2009年04月13日

シカゴを拠点とする中規模のChapman and Cutlerという法律事務所は、現在の景気の減速への対処としてさまざまなコスト削減策を実施しています。パートナー会議にこじつけて行なわれるパートナーの一種の事務所旅行の中止、その他の経費削減だけでなく、人員削減及びアソシエートの給与の削減など、可能な手段を実施しています。また、司法試験に合格したばかりのアソシエート1年目の弁護士への給与も16万ドルから14万5千ドルに引き下げる可能性があるそうです。1年目の弁護士への給与は2007年までのバブル景気に比例してニューヨークを中心に16万ドルまで急上昇していました。給与の上昇はアワリー・レートの全体的な上昇につながり、クライアントからは苦情が出されていたこともありました。
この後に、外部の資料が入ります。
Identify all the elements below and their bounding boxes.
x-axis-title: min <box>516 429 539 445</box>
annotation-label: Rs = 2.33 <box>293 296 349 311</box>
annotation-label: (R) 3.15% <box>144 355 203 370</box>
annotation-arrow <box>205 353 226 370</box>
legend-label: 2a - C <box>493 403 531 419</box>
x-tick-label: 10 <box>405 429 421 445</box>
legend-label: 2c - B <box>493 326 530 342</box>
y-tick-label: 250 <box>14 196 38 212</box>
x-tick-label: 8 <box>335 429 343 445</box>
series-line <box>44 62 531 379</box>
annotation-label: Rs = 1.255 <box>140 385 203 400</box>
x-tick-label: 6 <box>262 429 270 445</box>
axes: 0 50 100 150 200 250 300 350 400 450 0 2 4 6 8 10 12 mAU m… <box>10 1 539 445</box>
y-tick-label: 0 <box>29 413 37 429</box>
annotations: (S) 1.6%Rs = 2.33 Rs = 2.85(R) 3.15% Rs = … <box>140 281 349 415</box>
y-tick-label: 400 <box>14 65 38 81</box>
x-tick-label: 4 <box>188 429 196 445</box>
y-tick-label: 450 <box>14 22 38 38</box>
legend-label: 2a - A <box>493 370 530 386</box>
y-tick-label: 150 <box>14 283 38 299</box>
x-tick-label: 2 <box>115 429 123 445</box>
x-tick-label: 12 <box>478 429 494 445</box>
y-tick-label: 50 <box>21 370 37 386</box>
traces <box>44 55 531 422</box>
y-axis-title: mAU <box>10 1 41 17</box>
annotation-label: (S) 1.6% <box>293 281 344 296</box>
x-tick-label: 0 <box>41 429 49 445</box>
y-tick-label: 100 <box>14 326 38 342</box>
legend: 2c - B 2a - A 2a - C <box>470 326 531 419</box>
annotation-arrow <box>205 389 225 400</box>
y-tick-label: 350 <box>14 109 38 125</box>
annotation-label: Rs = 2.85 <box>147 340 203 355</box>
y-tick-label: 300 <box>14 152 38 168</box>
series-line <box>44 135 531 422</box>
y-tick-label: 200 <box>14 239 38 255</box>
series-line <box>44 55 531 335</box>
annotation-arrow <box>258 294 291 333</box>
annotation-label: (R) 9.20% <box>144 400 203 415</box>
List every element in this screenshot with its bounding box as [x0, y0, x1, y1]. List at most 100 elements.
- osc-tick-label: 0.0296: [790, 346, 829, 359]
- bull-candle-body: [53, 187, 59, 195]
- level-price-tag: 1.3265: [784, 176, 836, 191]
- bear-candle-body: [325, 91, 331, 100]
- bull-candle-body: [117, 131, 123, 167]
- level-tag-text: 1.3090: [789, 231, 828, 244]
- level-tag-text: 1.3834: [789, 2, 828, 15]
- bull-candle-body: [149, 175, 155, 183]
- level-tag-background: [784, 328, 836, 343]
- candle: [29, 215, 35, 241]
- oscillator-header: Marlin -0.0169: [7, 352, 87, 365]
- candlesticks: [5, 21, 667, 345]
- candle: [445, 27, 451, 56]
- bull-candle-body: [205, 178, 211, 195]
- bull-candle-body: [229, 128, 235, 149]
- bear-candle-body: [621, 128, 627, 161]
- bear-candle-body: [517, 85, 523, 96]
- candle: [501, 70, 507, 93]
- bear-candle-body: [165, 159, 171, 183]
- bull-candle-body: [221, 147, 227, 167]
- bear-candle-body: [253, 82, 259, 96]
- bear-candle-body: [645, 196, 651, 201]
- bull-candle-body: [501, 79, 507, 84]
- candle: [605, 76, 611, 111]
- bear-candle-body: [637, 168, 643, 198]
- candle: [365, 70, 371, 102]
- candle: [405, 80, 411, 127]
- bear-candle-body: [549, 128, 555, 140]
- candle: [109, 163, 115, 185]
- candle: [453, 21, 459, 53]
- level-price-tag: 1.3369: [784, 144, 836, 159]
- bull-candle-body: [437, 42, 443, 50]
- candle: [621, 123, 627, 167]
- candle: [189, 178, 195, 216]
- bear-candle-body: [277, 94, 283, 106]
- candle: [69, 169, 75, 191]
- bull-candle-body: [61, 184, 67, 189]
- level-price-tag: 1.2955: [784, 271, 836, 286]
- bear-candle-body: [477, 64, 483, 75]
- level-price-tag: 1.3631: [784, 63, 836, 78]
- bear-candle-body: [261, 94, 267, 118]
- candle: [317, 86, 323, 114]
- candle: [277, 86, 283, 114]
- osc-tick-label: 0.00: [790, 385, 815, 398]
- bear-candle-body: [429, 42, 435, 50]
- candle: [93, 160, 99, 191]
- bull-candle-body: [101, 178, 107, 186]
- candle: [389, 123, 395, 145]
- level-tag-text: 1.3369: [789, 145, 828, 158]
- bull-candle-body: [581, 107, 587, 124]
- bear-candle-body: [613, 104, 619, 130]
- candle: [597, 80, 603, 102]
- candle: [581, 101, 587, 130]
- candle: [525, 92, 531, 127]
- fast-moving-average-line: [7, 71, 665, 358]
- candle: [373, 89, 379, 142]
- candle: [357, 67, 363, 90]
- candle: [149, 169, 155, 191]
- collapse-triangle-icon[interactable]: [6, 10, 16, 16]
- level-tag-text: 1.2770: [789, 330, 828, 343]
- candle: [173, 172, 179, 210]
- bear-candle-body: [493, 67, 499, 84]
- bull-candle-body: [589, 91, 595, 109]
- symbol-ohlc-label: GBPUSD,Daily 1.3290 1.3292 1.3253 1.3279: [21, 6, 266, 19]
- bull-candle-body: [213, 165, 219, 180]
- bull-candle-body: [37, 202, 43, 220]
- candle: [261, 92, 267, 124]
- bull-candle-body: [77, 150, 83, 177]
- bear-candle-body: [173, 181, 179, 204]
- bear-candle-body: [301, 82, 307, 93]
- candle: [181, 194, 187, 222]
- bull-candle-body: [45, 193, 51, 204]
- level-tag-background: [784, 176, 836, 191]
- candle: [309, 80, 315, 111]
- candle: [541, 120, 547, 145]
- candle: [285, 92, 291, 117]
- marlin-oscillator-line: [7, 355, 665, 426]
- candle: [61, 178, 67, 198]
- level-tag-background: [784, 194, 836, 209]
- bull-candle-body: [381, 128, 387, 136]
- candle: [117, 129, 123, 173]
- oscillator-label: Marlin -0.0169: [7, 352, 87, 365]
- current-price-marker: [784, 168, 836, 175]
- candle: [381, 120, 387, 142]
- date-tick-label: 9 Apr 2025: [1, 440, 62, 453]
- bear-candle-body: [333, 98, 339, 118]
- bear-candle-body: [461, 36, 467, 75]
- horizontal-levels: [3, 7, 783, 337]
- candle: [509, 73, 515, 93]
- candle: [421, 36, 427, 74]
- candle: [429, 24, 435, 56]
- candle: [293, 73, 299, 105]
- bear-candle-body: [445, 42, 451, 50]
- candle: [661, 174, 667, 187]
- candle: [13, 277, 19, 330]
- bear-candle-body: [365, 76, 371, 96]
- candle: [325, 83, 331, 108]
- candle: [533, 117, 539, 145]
しかしそれが、急上昇前の金額に戻る可能性が出てきたことになります。

Chapman and Cutlerは経費削減に努めつつも、他方では2月にニューヨーク・オフィスを新たに開設しており、当該オフィスでの採用は継続しているそうです。そして新規採用する弁護士の給与を抑えて、事務所の低コスト構造を達成できれば、クライアントにもより低いアワリー・レートを提供出来ることになる、と目論んでいるようです。

もし、弁護士給与を抑えたストラクチャーに次第に外資系大手法律事務所も構造改革してくると、それがアワリー・レートへも次第に反映されてゆく可能性があります。アメリカでの傾向が日本にも持ち込まれるようになると、場合によっては四大法律事務所等の日本の法律事務所にとっては脅威になる潜在的な可能性があるかもしれません。東京にある外資系法律事務所で働く弁護士には、一昔前と異なりバブル期に四大法律事務所から移籍した優秀な弁護士が多くなってきており、業容も拡大してきたことから法律業務の質は四大法律事務所に負けるものではなく、ただ、フィーが高い点がクライアントに躊躇を感じさせる大きな問題点だったと言えます。しかし、アメリカ本土での給与の減少傾向が一般化した上に円高が定着することになると、四大法律事務所の強いセールスポイントであった安いフィーと外資系法律事務所のフィーの格差が縮まってくる可能性が出てきます。東京の弁護士のアワリーレートは200ドル、300ドル、400ドルといったようにドルで決められている外資系法律事務所も多く、その場合、円高になれば自動的にフィーが減少します。そして、かつてのように円安バブル当時の為替レートに戻ることはない、との意見が多いようです。

世界経済は今後多極化してゆき、日本企業も生き残りをかけてアジア全体で活動する選択肢を選ぶことにもしなったとすると、その企業活動をサポートする法律事務所も世界的なネットワークがあること自体がリーガル・サービスのクオリティーだけでなく重要性を持ってくる可能性があります。外資系法律事務所のコスト改革と円高傾向が定着することになると、フィーの減少による格差の縮小が発生し、世界的なネットワークのない日本の大手法律事務所の競争力が中長期的に下がる可能性もなくはない、かもしれません。今後の動向を見守ってゆくことにいたします。